Of course to pack up and leave in the dead of the night would destabilize the whole region. But depending on how the Obama administration handles the task of leaving, the last impression of America in Afghanistan could be one of ruthless power monger, or a nation actually committed to finding its enemies, rather than deny a nation it's sovereignty, as well.

If the emphasis behind the US occupation of 'rogue nations' wasn't merely to find terrorists but garner respect and willingness to cooperate with other nations, a global war combating the enemies of American sovereignty might be more acceptable. By decreasing the presence of US forces in the region—in tandem with open calls for diplomacy and peace—the Obama administration might actually paint a different picture of the US than that of the previous Bush administration.

But of course the war continues, against a vague enemy we're to believe is always out there, waiting to attack. And of course this only means more money, time, energy, and human life, wasted in a losing game on a geopolitical chessboard.

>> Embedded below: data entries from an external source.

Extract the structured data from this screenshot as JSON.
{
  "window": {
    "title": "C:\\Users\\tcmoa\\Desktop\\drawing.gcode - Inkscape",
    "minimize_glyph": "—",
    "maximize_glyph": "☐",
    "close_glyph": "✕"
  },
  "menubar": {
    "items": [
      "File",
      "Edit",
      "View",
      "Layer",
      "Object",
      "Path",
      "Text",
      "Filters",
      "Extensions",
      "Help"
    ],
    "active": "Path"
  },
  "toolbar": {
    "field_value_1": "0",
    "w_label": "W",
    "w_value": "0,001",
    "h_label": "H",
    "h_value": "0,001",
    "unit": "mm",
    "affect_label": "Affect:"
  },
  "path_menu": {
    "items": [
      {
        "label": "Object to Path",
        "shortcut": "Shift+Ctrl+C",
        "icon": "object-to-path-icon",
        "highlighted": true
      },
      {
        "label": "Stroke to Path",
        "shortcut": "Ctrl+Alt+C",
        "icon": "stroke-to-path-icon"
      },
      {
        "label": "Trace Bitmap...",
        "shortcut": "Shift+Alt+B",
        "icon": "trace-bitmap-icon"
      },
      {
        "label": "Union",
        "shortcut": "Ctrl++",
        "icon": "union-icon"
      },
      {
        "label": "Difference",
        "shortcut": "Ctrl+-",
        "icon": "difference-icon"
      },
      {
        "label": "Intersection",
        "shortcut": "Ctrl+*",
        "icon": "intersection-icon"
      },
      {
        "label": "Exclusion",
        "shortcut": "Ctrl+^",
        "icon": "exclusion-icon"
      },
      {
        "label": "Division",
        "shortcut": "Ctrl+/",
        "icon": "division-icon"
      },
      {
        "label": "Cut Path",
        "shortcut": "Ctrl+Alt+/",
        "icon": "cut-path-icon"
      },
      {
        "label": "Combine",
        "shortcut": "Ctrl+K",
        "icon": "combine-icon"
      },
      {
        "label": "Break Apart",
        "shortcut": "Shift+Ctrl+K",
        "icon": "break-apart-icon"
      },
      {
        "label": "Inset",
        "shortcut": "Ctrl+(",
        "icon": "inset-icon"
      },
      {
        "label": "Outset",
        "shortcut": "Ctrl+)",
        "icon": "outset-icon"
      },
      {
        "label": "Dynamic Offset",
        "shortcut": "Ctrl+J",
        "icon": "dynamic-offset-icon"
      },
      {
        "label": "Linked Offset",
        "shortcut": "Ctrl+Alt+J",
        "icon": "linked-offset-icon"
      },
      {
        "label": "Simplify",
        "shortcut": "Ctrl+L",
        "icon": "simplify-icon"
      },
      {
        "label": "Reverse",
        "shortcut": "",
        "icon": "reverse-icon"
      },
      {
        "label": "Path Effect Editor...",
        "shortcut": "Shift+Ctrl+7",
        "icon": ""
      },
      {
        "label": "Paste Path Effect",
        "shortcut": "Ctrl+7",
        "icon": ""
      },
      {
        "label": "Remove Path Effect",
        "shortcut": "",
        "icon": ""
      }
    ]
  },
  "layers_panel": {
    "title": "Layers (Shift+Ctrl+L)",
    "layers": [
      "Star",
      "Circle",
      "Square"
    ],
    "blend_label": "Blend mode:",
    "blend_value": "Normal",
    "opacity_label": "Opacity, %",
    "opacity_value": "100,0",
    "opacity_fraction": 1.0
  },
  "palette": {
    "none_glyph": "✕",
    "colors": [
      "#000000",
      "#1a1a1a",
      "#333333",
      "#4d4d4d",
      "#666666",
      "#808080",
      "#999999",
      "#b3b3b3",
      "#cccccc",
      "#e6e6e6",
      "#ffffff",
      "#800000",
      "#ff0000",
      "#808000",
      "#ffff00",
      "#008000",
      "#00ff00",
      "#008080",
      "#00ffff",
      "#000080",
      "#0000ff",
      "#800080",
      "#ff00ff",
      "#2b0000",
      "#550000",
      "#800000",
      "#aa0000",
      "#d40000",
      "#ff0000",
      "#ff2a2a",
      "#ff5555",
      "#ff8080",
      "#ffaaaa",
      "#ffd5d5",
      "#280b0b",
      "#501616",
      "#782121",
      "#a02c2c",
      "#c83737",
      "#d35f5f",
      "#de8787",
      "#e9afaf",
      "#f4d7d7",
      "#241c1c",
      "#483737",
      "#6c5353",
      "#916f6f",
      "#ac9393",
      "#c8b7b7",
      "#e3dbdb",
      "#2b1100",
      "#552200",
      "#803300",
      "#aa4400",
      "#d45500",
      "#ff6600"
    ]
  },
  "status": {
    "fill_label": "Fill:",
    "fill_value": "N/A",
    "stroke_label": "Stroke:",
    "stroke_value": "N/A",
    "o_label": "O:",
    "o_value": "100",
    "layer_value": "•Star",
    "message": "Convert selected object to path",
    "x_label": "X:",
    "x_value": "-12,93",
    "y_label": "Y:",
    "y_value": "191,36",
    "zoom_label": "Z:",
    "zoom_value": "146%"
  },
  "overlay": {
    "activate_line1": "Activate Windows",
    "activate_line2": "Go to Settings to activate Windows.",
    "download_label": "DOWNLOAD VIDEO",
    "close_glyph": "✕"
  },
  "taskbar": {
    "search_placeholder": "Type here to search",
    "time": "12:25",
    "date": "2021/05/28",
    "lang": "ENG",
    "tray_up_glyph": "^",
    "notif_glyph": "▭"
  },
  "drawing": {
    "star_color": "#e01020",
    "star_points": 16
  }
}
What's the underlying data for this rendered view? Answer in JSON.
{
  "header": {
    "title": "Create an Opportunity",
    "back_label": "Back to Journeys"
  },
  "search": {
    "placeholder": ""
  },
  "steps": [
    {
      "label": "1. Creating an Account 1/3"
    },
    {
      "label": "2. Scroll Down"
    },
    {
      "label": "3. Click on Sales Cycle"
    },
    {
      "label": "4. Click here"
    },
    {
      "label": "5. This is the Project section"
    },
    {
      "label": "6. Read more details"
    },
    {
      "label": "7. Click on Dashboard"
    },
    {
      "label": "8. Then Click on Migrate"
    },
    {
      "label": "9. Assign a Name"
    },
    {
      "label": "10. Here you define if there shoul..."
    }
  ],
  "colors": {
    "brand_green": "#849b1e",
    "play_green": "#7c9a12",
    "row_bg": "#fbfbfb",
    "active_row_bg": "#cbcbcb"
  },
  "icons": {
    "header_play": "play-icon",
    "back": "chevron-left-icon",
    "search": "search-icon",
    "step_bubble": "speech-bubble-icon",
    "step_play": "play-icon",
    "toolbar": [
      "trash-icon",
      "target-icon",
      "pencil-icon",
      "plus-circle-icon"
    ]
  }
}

The US maintains a position of dominance in the region, by threatening the sovereign powers of other nations; in the name of securing freedom at home it continues to expand and threaten the freedom of others. And for every new success in the war on terror, comes a hundred failures--including the inspiration of future enemies.

If done in the right manner, leaving could represent the Obama Administrations willingness cooperate with other nations, and thus support cooperation from them, in return. Ending the occupation of Afghanistan might actually benefit (rather than negate) the progress of America's war against the non-state actors which threaten its security. Even though I do not believe in the principles of this war on terror, I could still see it being of benefit to the war, if the US carefully and considerately left Afghanistan. And while remaining could thwart some of the enemies to American interests, a continued violation of sovereignty may create many others.

Could the Obama administration set a trend of honoring Afghan sovereignty, or sovereignty in general—rather than continue threatening 'evil doers' to American interests (whether real or imagined)? Can we “speak softly and carry a big stick,” conveying a tone of strength and perseverance against our enemies, rather than one so domineering? Should the Obama administration show a commitment, not to frightening our enemies wherever they hide, but to diplomatic cooperation with other nations to find them, such tactic might better fit the (publicly mentioned) goals of the US War on Terror.

Perhaps it's a pulp dream--but given the history of the US occupation of Afghanistan, the decade of social unrest both here and abroad, given the cost of life, money, and valuable resources--why is it that politicians and pundits in the mainstream media consider 'what the terrorists will do if we leave'? And not, 'what will happen to the US if we stay'?